While majority of the martyrs on display are from Punjab, representatives of Azad Jammu and Kashmir, KPK and Gilgit-Baltistan are included as examples of good patriotic citizenry even in regions of conflict. This ethnic mix serves as a visual reminder of national unity and cohesion, underlining its publicized function as a “national solidarity monument.”

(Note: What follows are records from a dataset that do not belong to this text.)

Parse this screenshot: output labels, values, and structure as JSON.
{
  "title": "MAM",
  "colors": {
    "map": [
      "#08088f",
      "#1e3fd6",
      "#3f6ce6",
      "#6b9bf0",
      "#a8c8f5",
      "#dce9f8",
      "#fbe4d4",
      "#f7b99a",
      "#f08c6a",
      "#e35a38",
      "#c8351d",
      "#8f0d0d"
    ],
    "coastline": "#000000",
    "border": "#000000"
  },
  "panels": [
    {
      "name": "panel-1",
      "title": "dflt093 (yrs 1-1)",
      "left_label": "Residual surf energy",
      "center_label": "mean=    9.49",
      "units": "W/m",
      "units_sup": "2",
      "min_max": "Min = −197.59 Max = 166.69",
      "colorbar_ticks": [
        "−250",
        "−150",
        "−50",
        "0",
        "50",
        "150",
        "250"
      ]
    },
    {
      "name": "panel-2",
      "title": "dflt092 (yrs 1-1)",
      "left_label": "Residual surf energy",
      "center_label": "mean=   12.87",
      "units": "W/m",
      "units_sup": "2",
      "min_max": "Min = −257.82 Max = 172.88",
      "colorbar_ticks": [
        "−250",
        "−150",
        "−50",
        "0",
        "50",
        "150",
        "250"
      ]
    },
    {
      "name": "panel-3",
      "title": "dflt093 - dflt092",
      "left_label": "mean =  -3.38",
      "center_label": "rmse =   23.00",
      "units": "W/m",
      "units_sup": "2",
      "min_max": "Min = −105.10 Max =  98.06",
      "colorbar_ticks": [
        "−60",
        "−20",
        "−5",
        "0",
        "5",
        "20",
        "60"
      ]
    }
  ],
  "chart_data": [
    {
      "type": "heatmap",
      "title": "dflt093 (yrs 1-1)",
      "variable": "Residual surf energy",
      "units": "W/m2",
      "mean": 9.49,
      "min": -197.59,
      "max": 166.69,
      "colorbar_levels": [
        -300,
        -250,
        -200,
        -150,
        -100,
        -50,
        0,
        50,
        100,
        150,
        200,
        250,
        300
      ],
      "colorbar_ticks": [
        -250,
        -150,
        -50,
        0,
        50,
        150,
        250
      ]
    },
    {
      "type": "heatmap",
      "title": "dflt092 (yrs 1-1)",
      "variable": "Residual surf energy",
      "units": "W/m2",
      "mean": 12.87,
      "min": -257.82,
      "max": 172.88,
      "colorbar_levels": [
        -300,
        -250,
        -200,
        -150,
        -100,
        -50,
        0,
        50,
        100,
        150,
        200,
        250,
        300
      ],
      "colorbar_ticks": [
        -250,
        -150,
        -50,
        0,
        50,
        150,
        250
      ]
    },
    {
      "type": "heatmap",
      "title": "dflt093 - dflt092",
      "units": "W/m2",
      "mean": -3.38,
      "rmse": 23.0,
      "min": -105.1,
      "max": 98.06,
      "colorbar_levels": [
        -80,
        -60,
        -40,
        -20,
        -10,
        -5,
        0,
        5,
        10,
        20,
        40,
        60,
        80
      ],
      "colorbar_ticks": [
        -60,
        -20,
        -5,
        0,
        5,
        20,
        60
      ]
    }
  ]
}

The monument’s constructed timeline of past wars helps to legitimise the army’s looming role in nation-building. While the monument makes no direct reference to the immediate present, the adverts publicising Zarb-e-Azb on the road outside, tie this past history with the continued success and action of the army. Read together, this site evokes a genealogy of military prowess and sacrifice, where claims from earlier decades mix with the present-day need for continued paternal protection from the army.
In a statement from September 2014, General Sharif while talking about the army’s success in flushing out militants from North Waziristan, added:
On September 6, 1965, the Pak Army had defeated the enemy and had won the war to establish peace in the country. At that time, too, the entire nation was behind the army and the same is case today when the army is engaged in the operation against militants.
This recourse to history, evident in Sharif’s speech and the monument, produces a harmonious, uninterrupted unity with the past. Remembrance and commemoration becomes a process not of simple retrieval but of a reconfiguration that colonizes the past. As Young suggests “monuments may not remember events so much as bury them altogether beneath layers of national myths and explanations.”Nishan-e-Pakistan is a case in point.